— Не будем!

Семеновский что-то достал из планшета, положил перед Николаем:

— А это от меня подарок, — улыбнулся хитро. Санин сидел и смотрел — фото, прекрасный снимок: он и Леночка в обнимку. Не обманул, значит, корреспондент? Сгреб, чтобы не озвереть от боли, что мигом душу вывернула. В лист бумаги снимок завернул, и кивнул политруку: спасибо.

— Разговорчивый ты, а? Слов нет.

— Ничего, выпьет сейчас, разговорится, — кружку с бражкой поднял. — Чтобы к весне ни одного фашиста на нашей земле не было!

— А мы все живы, — согласился Семеновский.
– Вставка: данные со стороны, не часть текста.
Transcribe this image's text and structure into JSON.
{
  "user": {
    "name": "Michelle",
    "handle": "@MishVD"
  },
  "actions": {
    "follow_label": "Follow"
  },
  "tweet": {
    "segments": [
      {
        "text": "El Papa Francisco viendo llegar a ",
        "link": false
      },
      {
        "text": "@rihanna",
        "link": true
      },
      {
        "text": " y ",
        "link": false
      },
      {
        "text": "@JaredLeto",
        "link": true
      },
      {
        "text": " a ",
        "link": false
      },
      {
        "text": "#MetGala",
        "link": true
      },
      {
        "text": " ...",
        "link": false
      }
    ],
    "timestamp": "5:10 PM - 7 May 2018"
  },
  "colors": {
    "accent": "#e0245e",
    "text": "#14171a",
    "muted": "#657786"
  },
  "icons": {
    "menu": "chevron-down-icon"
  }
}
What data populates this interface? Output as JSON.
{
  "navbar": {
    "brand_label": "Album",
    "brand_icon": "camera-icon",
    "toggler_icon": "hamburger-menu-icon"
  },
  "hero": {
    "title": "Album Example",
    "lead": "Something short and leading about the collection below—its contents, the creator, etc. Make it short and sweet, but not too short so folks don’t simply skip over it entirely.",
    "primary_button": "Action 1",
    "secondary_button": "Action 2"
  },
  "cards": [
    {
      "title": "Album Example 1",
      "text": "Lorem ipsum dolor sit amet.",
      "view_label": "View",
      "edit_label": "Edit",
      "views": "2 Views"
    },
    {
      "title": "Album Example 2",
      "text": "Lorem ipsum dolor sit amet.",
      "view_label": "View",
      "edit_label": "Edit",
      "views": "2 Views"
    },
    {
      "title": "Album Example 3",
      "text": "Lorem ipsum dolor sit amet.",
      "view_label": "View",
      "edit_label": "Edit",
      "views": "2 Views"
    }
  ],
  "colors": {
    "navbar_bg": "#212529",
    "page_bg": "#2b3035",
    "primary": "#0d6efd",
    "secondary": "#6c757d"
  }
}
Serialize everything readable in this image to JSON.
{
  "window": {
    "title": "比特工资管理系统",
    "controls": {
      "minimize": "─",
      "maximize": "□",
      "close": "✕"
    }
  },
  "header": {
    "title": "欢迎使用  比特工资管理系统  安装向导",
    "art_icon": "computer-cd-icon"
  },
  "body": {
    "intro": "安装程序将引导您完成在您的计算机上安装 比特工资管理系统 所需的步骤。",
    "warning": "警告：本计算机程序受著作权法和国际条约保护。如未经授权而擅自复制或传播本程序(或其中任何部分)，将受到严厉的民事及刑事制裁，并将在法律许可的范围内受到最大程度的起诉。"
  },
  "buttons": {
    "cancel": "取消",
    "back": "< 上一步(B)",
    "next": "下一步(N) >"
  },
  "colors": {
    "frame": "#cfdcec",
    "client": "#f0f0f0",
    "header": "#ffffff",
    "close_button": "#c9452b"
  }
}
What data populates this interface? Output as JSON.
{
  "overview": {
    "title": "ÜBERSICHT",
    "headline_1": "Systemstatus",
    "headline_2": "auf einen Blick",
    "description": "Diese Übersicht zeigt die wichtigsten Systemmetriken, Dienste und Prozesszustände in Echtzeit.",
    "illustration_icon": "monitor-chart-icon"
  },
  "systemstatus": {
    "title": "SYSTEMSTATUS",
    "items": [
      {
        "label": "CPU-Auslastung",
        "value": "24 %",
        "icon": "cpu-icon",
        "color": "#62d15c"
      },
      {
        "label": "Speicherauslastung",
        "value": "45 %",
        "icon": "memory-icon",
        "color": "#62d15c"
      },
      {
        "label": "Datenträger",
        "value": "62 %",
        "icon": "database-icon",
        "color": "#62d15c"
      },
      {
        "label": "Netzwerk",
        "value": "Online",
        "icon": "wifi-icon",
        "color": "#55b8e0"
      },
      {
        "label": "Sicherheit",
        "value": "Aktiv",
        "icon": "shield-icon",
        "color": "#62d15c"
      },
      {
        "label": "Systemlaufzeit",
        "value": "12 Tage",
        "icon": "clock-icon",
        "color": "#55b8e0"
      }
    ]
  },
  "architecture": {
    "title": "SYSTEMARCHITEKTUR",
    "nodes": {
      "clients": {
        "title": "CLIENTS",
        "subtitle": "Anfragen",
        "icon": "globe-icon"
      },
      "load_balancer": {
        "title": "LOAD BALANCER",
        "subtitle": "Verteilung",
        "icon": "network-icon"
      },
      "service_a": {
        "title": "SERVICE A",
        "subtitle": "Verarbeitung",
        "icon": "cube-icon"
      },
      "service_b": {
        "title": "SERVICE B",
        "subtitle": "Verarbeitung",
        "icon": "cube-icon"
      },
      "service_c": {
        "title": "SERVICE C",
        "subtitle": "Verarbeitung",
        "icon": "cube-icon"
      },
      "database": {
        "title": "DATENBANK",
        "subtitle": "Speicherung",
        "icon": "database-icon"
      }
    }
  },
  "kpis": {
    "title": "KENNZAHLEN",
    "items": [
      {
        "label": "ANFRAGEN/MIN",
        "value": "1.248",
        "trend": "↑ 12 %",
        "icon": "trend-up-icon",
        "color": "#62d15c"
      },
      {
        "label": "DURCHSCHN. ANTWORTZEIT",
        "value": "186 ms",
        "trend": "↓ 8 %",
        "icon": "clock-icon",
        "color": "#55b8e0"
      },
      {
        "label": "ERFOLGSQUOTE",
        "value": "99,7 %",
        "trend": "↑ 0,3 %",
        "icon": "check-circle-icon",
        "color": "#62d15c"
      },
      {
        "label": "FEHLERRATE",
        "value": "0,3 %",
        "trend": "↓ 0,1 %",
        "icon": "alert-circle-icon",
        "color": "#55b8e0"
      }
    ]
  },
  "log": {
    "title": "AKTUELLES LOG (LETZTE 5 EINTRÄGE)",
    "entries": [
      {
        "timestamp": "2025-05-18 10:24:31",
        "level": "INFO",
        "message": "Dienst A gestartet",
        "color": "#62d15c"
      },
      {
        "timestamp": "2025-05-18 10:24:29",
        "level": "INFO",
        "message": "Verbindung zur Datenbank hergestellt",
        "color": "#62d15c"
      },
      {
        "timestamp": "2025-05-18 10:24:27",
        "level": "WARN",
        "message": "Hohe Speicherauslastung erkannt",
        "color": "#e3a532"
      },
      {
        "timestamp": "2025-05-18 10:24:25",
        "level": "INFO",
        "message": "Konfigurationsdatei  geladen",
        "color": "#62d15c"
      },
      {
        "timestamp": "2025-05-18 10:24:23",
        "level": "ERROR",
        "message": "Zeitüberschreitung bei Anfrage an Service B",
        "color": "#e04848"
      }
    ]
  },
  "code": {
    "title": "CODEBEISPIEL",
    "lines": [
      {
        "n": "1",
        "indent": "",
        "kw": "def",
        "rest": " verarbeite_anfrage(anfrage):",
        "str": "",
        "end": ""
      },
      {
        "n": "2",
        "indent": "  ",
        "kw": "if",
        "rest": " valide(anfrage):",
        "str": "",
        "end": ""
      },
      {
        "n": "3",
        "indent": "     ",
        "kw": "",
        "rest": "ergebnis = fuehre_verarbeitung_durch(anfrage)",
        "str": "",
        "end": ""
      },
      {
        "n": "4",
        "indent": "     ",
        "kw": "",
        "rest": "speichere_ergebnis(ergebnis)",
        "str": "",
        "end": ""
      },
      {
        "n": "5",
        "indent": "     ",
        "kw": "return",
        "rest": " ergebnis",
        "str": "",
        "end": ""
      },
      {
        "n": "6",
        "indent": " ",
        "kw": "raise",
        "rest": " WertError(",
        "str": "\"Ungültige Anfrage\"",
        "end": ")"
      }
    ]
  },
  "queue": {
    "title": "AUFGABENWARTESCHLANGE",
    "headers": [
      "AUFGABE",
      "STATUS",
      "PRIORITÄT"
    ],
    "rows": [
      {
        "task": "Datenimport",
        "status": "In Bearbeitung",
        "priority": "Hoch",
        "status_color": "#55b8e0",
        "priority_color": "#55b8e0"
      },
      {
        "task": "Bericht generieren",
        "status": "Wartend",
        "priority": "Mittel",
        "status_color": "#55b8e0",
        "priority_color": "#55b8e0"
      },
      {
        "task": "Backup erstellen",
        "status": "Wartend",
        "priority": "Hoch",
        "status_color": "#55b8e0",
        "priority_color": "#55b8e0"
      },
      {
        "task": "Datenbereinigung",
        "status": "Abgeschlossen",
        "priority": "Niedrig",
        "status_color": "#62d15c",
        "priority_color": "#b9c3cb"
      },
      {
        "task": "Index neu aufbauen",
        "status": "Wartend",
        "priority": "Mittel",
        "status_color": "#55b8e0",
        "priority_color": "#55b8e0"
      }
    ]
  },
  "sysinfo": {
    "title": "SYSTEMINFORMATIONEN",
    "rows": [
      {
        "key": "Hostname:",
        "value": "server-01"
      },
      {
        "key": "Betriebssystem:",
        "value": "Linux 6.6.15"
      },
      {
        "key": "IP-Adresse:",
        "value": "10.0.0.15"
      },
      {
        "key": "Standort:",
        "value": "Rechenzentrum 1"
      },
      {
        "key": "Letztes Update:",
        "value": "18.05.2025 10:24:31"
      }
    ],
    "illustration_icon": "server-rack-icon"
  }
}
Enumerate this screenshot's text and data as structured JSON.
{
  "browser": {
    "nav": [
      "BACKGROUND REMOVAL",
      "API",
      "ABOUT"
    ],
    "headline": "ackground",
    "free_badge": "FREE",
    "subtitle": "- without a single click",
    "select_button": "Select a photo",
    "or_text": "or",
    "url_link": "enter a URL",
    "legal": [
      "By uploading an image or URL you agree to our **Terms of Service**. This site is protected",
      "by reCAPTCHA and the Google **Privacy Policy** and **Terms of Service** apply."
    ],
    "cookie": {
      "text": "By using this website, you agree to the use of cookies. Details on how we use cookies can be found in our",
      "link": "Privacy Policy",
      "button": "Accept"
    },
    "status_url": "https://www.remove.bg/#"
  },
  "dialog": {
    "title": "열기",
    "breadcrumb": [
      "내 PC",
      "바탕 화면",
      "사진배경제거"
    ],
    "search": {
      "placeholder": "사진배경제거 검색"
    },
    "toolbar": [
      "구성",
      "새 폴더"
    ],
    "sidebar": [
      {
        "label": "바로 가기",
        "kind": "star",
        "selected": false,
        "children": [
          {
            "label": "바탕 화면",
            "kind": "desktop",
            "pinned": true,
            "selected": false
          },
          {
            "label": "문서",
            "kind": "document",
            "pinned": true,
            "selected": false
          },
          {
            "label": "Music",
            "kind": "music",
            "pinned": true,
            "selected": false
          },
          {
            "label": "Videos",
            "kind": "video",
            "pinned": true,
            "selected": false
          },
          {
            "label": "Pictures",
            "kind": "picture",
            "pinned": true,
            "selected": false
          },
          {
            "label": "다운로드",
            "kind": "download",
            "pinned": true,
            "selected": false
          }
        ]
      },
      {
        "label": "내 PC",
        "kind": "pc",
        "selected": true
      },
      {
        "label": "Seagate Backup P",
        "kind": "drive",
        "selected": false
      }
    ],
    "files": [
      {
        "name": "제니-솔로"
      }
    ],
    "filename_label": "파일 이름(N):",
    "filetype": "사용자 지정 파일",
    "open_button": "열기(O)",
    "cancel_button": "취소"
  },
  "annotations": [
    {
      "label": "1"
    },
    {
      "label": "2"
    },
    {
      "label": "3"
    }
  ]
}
— Будем. Войне вот, вот конец.

Слышал это уже Николай, в сорок первом, в сорок втором, в сорок третьем. А война все идет. Третий год! Все забрала, все уничтожила.

Как жить после будут?

Лена Новый год с группой в тылу врага встречала, на снегу лежала и охранение лагеря в бинокль рассматривала, но видела и продрогших, изможденных людей, загнанных за колючку как собак. Большинство старики, дети совсем. По данным разведки, жители пяти близлежайших к фронту сел.

— Звереют фашисты совсем, — протянул Шато.

— С этим потом, — отрезала. — На тебе вышка слева.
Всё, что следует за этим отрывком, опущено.